The Thing About Trust...

A modern day samurai slays demons. If that doesn't sound like the idea behind a truly great series, I don't know what does. A Snake In The Grass by K. A. Stewart, is the fourth novel in the Jesse James Dawson series, one of my long time favorites. It's a unique take on the typical demon slaying story, told from the point of view of a man who isn't bitter and jaded by his duty. I've been waiting for A Snake In The Grass for months now, and it has absolutely been worth the wait.

One of the coolest covers I've ever seen.
In the fourth installment, main character and witty demon slayer Jesse James Dawson is trying to get rid of the 275 unwanted souls trapped in his body. Jesse is a target for the nastiest demons, and his secret can only be kept for so long. He travels with his protege, Estéban, to Mexico with the hope that Estéban's powerful bruja mother will be able to take out the souls without harming them, or Jesse.

But being with Estéban's family isn't as safe Jesse first thought. Someone is working with an ancient evil that wants to be set loose. If that happens, even Jesse's new powers may not be enough to save him...

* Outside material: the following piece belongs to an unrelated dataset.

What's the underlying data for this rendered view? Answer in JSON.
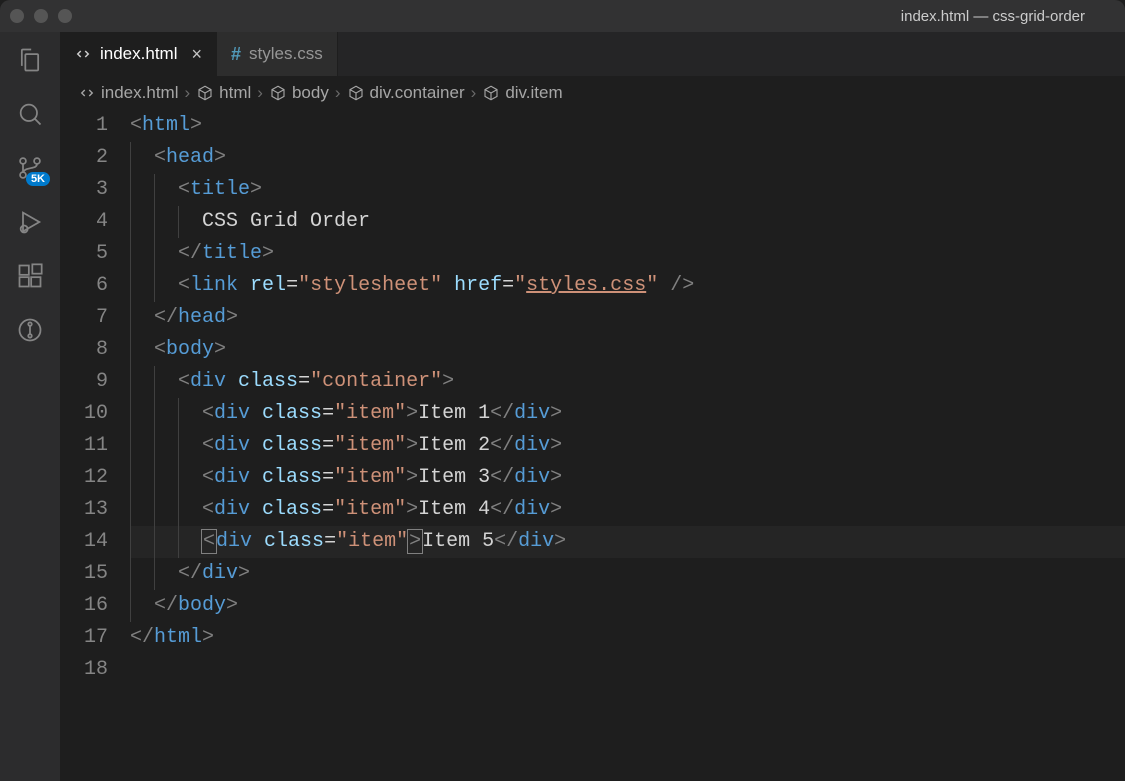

While this story had a little less action than its predecessors, but it was impressive nonetheless. I've always been a fan of Estéban, and it was great to watch him try to mix the traditions of his family with what he's learned from Jesse. I really enjoyed the family drama, surprised at the direction it took. There was a scene in the middle of the book reminiscent of Fight Club that really captured my interest since it did not at all go the way I was expecting it to. 

Jesse remains one of my favorite action heroes, because he is the definition of one. Brave, strong, humble, smart, honest, constantly living up to the bushido code that changed his life. He's also a regular guy (aside from the whole demon slaying, soul-bearing thing)– he's a loving father, husband, and mentor, willing to stand up for the little guys when no one else will. He's Captain America is Captain America was a demon slayer. 
The secondary characters– Estéban, Sveta, and Terrence– all did their own growing as well. We learned more about icy Sveta and why you should never be forward with her at a bar, and saw through Terrence how age can affect a demon slayer. Strongest of course was Estéban, who struggled  with being a teenager and keeping his family's tradition.

This book seemed like a bridge toward an epic battle. There was a lot more detail to the way magic works in Jesse's world, and we began to learn more about the demonic war starting to build behind the scenes. There was also a lot more development with the other demon slayers, Terrence and Sveta, which kind of contrasted Jesse as he begins to think about retirement, which is something I seriously hope he lives to. Assuming he chooses it at all.

Stewart is a fantastic, realistic writer who lives up to the hype. I wholeheartedly recommend this series to any urban fantasy fans, as well as those who aren't. If demon slaying isn't your thing, however, check out the first book in her latest series, Peacemaker, which I did a review of here. Add these books to your summer reading list. You won't regret it.